Esto es una vieja queja manifestada
por la izquierda. Fue Walter Benjamin quien con más ahínco la expuso. Benjamin
se quejaba de que, con el advenimiento de la modernidad y el capitalismo, las
bellas artes se estaban corrompiendo. Habían perdido el “aura”, frente a los
procesos de manufacturación masiva. El mundo se convirtió en un gran McDonalds,
o peor aún, un gran Dinseyworld, con productos manufacturados sin inspiración
ni creatividad, haciéndose pasar por arte. Quejas similares adelantaron después
los gurús marxistas de la Escuela Frankfurt.
Esta preocupación de la izquierda siempre
me ha parecido un poco extraña. Marx, por ejemplo, denunciaba el fetichismo en
el capitalismo: las relaciones de producción fetichizan la mercancía, y según
él, eso oculta los verdaderos procesos de producción que yacen tras ella. Pero,
¿no es acaso el lamento de Benjamin también una forma de fetichismo? Postular
que las obras de arte tienen un “aura” que se pierde cuando son comercializadas
en masa, es algo muy parecido a lo que los primitivos hacen cuando fetichizan
una reliquia. Con su noción de “aura”, Benjamin era un promotor del pensamiento
mágico.
Benjamin y los gurús de la Escuela
de Frankfurt, además, tenían un tufo elitista. Esto es aún más extraño entre
marxistas, una ideología que supuestamente busca la liberación de las masas.
Benjamin y sus seguidores sentían rechazo por la cultura de masas; ellos
querían mantener las bellas artes en los museos, y lamentaban los medios de
reproducción masiva que, precisamente, permiten que las grandes obras de arte
lleguen al pueblo llano.
Yo más bien favorezco las ideas del
economista Tyler Cowen al respecto. Según él, la comercialización del arte,
lejos de propiciar su corrupción, contribuye a la creatividad y la
revitalización de la producción artística. La comercialización del arte expande
su alcance. Los souvenirs que se venden en el Louvre son un magnífico recurso
para que el aldeano senegalés que aún no tiene posibilidad de viajar a París,
alcance a ver la Mona Lisa, y se
inspire en ella para hacer su propia obra de arte.

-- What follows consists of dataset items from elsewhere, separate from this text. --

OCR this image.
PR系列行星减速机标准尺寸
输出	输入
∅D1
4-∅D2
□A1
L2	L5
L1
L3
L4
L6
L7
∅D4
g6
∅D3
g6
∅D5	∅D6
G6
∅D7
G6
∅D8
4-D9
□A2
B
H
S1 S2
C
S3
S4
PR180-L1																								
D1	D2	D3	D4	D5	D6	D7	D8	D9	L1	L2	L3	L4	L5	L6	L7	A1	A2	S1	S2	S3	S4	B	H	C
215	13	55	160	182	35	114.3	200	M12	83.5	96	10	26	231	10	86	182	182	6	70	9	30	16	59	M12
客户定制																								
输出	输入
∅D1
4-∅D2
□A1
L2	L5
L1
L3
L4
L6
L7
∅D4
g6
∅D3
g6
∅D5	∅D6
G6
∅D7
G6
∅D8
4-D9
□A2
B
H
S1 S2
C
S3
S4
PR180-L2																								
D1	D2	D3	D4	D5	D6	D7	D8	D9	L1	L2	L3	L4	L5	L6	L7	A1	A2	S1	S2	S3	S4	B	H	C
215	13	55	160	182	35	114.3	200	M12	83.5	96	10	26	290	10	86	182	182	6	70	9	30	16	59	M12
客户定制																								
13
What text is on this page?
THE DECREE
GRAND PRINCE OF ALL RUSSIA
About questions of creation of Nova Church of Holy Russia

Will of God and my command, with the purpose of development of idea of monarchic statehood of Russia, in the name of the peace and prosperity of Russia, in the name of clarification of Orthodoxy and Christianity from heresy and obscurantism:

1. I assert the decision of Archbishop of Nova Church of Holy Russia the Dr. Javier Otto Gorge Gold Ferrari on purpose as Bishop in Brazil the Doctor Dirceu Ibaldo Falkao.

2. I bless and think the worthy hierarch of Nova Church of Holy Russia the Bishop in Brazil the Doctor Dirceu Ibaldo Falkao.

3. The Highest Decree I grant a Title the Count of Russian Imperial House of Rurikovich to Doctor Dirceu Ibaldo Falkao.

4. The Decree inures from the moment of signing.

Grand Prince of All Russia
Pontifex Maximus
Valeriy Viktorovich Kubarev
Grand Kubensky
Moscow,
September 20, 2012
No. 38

Además, el arte necesita una clase
ociosa que perfeccione sus técnicas. ¿Cómo financiarla, si no es a través de la
comercialización de la obra? Se ha propuesto la alternativa del financiamiento
estatal, y no cabe duda de que, en casos como el subsidio soviético de las
artes, hubo bastante éxito. Pero, a la larga, esta solución no es sustentable.
El Estado nunca va a generar la riqueza que genera el mercado para poder
sustentar consistentemente el arte. Y, así, el esplendor artístico soviético
duró algunas décadas, pero aquello eventualmente se convirtió en algo inviable.
Hay preocupación de que la
comercialización del arte corrompe la producción, pues el gusto se vulgariza
para ajustarse a la demanda poco refinada del mercado: los artistas bailan al
son que le tocan los mecenas, y si ese mecenas es la sociedad comercial de
masas, la calidad artística se pierde. Quizás sea así, pero yo no veo que la
alternativa de financiamiento estatal sea una mejora: ¿acaso los artistas del “realismo
socialista” eran verdaderamente libres en su expresión? ¿No bailaban estos
artistas también al son del burócrata, cuyo sentido estético podía ser
igualmente deplorable?
En todo caso, Cowen señala un punto adicional
a favor del mercado en la revitalización del arte: al llegar a más gente a
través de la comercialización, el artista tiene más presión de satisfacer
gustos más variados. Eso incentiva aún más su creatividad. El diseñador que
toma la Mona Lisa y la incorpora en
un souvenir, dirige esa mercancía a Senegal, Singapur y Uruguay, y debe ingeniárselas
para que le resulte atractiva a esos consumidores. No es difícil ver cómo ese
estudio de mercado, conduce a usar la Mona
Lisa creativamente. La comercialización, lejos de ser una catástrofe para
el arte, puede resultar una interesante oportunidad.